Geographically Baker’s gaze is fixed on what he calls the “Islamic strategic triangle”: the “three great demographic and cultural reservoirs” of Egypt, Turkey, and Iran. In his recounting, all great Islamic thought has hailed from these three countries. Apart from an occasional mention, the great majority of the world’s 1.6 billion Muslims disappear into obscurity; Asian and African Muslims are completely unrepresented. Even “retrograde Wahhabi Islam” receives scant mention, despite its colossal influence. Baker mentions the Salafis even less.

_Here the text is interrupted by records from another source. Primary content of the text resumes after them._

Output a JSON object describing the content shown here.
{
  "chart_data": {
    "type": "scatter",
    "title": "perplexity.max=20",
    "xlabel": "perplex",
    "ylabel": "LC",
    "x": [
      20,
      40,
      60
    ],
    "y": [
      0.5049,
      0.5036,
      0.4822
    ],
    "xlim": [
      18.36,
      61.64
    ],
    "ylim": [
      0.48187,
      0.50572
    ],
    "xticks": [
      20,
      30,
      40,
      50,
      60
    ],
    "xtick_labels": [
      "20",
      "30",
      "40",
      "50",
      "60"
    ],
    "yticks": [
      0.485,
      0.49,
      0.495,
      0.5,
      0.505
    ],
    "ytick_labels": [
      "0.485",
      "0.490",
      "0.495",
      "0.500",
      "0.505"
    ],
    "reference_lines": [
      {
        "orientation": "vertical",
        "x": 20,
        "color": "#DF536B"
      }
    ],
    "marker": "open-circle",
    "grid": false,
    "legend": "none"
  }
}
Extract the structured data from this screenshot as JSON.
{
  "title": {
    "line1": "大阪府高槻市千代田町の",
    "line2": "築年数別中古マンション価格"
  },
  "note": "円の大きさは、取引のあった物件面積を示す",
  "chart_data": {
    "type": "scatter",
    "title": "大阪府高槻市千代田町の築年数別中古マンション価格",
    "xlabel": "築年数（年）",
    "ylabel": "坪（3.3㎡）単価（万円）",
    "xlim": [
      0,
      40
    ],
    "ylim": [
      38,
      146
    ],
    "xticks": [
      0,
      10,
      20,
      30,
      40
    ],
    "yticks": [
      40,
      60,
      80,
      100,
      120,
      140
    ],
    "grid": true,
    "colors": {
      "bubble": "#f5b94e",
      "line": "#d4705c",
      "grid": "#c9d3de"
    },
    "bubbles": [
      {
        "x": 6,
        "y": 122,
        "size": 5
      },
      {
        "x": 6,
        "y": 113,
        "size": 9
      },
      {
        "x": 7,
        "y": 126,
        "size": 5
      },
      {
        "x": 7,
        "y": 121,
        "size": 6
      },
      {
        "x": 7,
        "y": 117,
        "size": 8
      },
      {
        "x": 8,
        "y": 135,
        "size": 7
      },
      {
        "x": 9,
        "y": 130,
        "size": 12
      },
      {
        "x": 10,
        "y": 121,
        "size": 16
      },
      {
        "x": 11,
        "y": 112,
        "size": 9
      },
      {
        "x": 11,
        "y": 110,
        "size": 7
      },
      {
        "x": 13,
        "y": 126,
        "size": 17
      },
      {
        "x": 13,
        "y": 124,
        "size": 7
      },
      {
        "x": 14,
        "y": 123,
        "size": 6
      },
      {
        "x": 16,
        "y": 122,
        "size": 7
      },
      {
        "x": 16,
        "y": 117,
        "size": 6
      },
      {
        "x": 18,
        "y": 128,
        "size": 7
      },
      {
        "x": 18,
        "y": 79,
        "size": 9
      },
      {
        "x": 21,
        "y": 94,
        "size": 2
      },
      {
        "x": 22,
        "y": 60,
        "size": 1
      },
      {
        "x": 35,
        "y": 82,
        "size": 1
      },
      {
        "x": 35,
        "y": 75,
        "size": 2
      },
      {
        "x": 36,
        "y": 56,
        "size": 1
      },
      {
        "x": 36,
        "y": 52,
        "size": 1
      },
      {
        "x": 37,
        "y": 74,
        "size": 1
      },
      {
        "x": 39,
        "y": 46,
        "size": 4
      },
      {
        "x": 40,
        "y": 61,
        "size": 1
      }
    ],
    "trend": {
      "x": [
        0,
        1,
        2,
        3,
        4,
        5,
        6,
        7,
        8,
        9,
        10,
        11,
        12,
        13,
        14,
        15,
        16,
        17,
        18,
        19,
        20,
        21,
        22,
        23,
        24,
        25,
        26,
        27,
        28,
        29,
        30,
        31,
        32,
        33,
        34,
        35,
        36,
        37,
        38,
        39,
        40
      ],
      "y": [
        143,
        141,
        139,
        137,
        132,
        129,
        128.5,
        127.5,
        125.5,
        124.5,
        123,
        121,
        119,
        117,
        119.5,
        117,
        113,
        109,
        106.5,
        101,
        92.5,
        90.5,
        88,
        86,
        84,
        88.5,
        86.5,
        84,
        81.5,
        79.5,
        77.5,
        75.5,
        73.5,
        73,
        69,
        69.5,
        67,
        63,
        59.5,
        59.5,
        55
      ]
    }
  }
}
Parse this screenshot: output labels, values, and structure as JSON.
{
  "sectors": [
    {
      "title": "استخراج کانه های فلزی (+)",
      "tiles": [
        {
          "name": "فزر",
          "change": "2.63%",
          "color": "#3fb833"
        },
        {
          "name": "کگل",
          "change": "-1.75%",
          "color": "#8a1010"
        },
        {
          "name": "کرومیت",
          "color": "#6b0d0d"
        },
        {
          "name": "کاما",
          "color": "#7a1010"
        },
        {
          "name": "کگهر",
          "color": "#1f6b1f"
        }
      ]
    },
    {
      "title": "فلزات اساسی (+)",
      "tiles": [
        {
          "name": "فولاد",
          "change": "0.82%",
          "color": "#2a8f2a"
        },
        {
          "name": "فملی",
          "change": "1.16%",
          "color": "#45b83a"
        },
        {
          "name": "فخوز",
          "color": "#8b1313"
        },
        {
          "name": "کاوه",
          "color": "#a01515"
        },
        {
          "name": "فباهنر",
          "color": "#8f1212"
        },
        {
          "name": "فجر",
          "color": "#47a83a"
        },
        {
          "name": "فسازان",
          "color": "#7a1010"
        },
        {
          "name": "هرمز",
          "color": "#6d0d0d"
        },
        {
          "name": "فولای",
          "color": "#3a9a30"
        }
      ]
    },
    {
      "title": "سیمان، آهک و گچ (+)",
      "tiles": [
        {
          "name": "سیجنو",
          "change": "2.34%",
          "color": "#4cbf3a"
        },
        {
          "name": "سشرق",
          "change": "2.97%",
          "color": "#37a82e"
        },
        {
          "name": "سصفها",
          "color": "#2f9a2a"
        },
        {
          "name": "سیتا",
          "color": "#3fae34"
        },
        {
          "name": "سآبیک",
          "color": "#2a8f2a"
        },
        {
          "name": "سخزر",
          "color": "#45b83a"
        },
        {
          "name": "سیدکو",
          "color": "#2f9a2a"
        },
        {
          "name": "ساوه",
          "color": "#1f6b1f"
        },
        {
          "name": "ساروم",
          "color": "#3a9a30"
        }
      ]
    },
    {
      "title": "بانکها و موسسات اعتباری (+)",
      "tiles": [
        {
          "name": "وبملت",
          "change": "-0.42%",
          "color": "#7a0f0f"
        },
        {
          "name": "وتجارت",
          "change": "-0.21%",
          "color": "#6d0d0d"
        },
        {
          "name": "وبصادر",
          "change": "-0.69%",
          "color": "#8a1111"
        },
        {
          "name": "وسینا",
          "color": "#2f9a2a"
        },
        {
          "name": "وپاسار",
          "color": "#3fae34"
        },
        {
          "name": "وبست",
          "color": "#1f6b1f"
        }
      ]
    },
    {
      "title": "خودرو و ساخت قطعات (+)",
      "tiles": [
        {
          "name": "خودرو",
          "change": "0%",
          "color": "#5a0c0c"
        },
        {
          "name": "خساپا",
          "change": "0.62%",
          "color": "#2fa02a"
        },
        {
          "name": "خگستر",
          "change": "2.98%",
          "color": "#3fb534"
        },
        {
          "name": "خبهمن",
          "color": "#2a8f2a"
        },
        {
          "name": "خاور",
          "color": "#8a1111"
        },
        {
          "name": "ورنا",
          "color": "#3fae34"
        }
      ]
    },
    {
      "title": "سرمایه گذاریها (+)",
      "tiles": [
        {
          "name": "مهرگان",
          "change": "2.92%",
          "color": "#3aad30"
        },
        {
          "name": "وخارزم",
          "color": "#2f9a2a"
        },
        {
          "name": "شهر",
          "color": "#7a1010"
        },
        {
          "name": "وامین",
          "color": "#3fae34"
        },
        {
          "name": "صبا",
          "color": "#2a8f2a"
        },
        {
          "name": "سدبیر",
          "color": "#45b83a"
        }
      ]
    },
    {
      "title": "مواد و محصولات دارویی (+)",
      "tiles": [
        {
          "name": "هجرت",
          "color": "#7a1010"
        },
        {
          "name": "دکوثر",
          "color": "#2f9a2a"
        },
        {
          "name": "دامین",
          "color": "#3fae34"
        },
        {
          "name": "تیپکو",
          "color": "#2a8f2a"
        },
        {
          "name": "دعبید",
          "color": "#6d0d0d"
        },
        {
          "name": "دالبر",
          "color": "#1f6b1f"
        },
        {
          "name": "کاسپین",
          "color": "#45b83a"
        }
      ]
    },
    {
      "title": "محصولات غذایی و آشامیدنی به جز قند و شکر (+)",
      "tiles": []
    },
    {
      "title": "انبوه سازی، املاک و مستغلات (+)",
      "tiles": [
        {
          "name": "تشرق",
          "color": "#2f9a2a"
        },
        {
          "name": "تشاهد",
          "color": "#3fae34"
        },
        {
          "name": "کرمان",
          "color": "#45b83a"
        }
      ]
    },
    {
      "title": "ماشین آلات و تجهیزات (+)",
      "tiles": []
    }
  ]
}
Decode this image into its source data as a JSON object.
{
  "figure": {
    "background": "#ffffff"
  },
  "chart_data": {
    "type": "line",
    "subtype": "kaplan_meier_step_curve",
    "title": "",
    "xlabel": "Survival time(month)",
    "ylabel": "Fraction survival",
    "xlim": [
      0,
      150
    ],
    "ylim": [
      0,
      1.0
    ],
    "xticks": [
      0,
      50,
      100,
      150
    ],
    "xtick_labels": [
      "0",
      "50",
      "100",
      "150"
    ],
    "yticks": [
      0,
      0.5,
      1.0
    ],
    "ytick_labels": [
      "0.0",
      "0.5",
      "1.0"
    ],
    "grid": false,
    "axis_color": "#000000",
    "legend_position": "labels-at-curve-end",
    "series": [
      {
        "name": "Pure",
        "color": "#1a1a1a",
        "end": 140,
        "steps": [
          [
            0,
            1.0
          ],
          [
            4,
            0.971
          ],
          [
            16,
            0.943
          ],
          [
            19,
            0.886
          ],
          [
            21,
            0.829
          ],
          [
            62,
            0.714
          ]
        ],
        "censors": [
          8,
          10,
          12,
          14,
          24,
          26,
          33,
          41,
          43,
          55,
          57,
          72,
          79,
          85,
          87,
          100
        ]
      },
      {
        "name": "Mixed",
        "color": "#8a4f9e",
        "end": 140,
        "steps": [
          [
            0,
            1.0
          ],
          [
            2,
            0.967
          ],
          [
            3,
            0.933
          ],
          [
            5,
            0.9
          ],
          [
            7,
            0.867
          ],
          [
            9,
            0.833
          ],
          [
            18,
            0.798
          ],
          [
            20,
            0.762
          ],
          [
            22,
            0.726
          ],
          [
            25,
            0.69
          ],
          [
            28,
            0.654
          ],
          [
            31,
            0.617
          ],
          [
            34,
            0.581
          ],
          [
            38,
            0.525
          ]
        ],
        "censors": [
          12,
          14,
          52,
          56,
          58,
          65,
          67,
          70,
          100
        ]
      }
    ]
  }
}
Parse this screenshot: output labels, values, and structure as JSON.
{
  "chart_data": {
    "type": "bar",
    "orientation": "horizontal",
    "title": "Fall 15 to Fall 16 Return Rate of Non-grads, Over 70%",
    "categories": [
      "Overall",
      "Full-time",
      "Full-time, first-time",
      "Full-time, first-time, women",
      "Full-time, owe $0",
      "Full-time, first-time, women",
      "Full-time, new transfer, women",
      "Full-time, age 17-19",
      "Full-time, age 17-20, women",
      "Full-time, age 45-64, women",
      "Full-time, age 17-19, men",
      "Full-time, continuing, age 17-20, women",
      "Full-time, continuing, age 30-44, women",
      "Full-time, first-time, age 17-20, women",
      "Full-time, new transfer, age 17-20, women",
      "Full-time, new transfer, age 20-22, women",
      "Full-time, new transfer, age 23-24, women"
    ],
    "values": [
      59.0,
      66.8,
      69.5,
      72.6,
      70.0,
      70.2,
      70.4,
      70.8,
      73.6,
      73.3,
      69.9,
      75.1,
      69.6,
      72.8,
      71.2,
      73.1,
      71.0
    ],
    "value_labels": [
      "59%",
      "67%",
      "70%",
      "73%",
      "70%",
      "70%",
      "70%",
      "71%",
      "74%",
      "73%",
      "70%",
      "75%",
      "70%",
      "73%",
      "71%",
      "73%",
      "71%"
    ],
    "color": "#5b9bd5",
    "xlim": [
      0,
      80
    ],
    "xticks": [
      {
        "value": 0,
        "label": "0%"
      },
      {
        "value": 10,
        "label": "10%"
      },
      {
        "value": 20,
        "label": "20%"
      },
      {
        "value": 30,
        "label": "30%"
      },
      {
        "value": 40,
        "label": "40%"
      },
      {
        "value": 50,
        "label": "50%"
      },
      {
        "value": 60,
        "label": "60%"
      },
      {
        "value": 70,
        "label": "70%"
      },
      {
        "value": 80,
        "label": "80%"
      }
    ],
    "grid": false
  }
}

Doubtless such movements do not fit with Baker’s romanticized view of Islam and Shari‘a as “open, inclusive, and responsive to the world.” Yet they cannot and should not be ignored. They are legitimate examples of the “many Muslim worlds” announced in the book’s title.
Controversially, Baker suggests that Muslims do not need to follow the example of Muhammad literally. He insists that Islam promotes equality, justice, and freedom, but some of the paragons whom he quotes have not been so convinced. The issue of apostasy has become a touchstone for many for assessing the claims of Islam. Both al-Ghazali and al-Qaradawi hold traditional conservative views on the treatment of apostates. In one court case, al-Ghazali, a professor of Islamic law, famously supported the death penalty and private assassination for apostates. Although al-Qaradawi tolerates minor—that is, private—apostasy, he insists on the death penalty for major apostasy—apostasy that has been made public. Not all Muslims agree with al-Ghazali and al-Qaradawi, but it will be difficult for many non-Muslims to understand how the wasatiyya can claim to promote justice and freedom while such views persist.
Many Christians will be disappointed by Baker’s representation of the Christian faith. He seems to compare suicide bombers with early Christian martyrs. The only explicit quotes from Christians are ill-judged, derogatory remarks about Islam made by the likes of Jerry Vines, Franklin Graham, and Jerry Falwell. Baker makes no reference to Christians who have sought to understand Islam fairly, and he misses the points at which Christian thought might shed light.
Baker’s final conclusion is the most telling. Baker comments that “Jesus, the Savior of Christianity, returned to his Father in heaven. The Holy Qur’an remained on earth to provide guidance for humanity’s spiritual and worldly struggles.” Christianity, therefore, has nothing to say to the world today. Baker does not mention the Bible, the Holy Spirit, the reign of God, or the church. For him “the Message”—presumably as interpreted by the wasatiyya—“came from God.” Islam alone “inspires humanity” today.
One Islam, Many Muslim Worlds corrects an imbalance by highlighting centrist Islam and reminds the West of its own history of violent imperialism, much of it perpetrated in the name of religion. But Baker fails to appraise adequately and critically Islam’s texts and history in the light of the great diversity of Muslim worlds. The book thus falls short of the potential and promise of its title.